Constants And Data Types
Chapter 4
The imul Instruction
The imul instruction is used to multiply two values. It has several forms -
; The following computes destreg = destreg * constant:
imul destreg16, constant
imul destreg32, constant
imul destreg64, constant32
; The following computes dest = src * constant:
imul destreg16, srcreg16, constant
imul destreg16, srcmem16, constant
imul destreg32, srcreg32, constant
imul destreg32, srcmem32, constant
imul destreg64, srcreg64, constant32
imul destreg64, srcmem64, constant32
; The following computes dest = destreg * src:
imul destreg16, srcreg16
imul destreg16, srcmem16
imul destreg32, srcreg32
imul destreg32, srcmem32
imul destreg64, srcreg64
imul destreg64, srcmem64
The destination operand must be a register. The imul instruction allows only 16-, 32-, and 64-bit operands; it does not multiply 8-bit operands. For 64-bit operands, the x86-64 will sign-extend the 32-bit immediate constant to 64 bits.

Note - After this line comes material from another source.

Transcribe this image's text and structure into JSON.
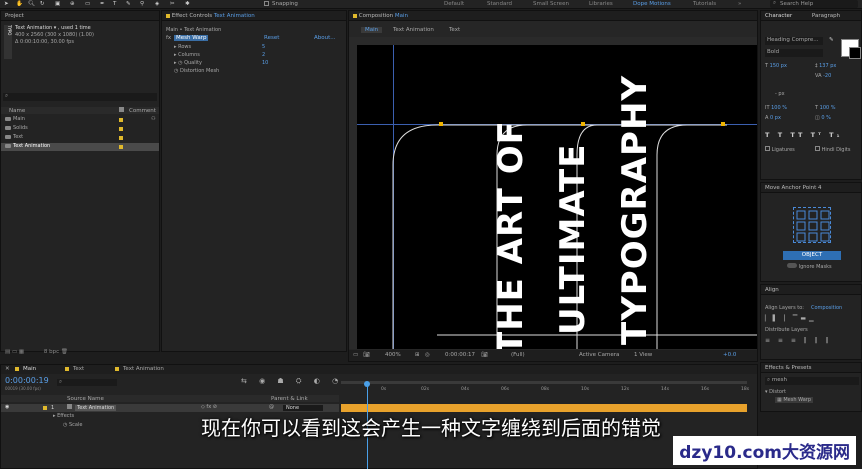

imul computes the product of its specified operands and stores the result into the destination register. If an overflow occurs (which is always a signed overflow, because imul multiplies only signed integer values), then this instruction sets both the carry and overflow flags. imul leaves the other condition code flags undefined.
The inc and dec instructions
inc mem/reg
dec mem/reg
The single operand can be any legal 8-, 16-, 32-, or 64-bit register or memory operand.

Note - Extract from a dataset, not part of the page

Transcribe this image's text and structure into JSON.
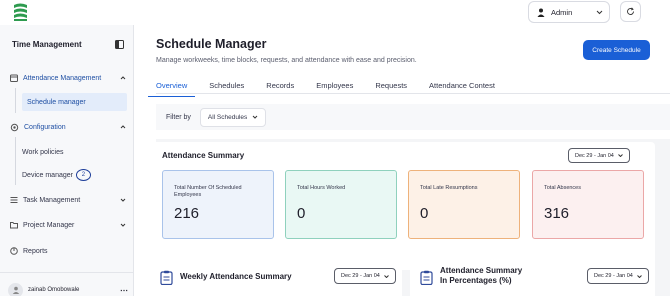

The inc instruction will add 1 to the specified operand, and the dec instruction will subtract 1 from the specified operand.
MASM Constant Declarations
Assuming you really want MASM to treat a string of eight characters or fewer as a string rather than as an integer value, there are two solutions. The first is to surround the operand with text delimiters. MASM uses the symbols < and > as text delimiters in an equ operand field.
SomeStr equ <"abcdefgh">
.
.
.
memStr byte SomeStr
Because the equ directive’s operand can be somewhat ambiguous at times, Microsoft introduced a third equate directive, textequ, to use when you want to create a text equate.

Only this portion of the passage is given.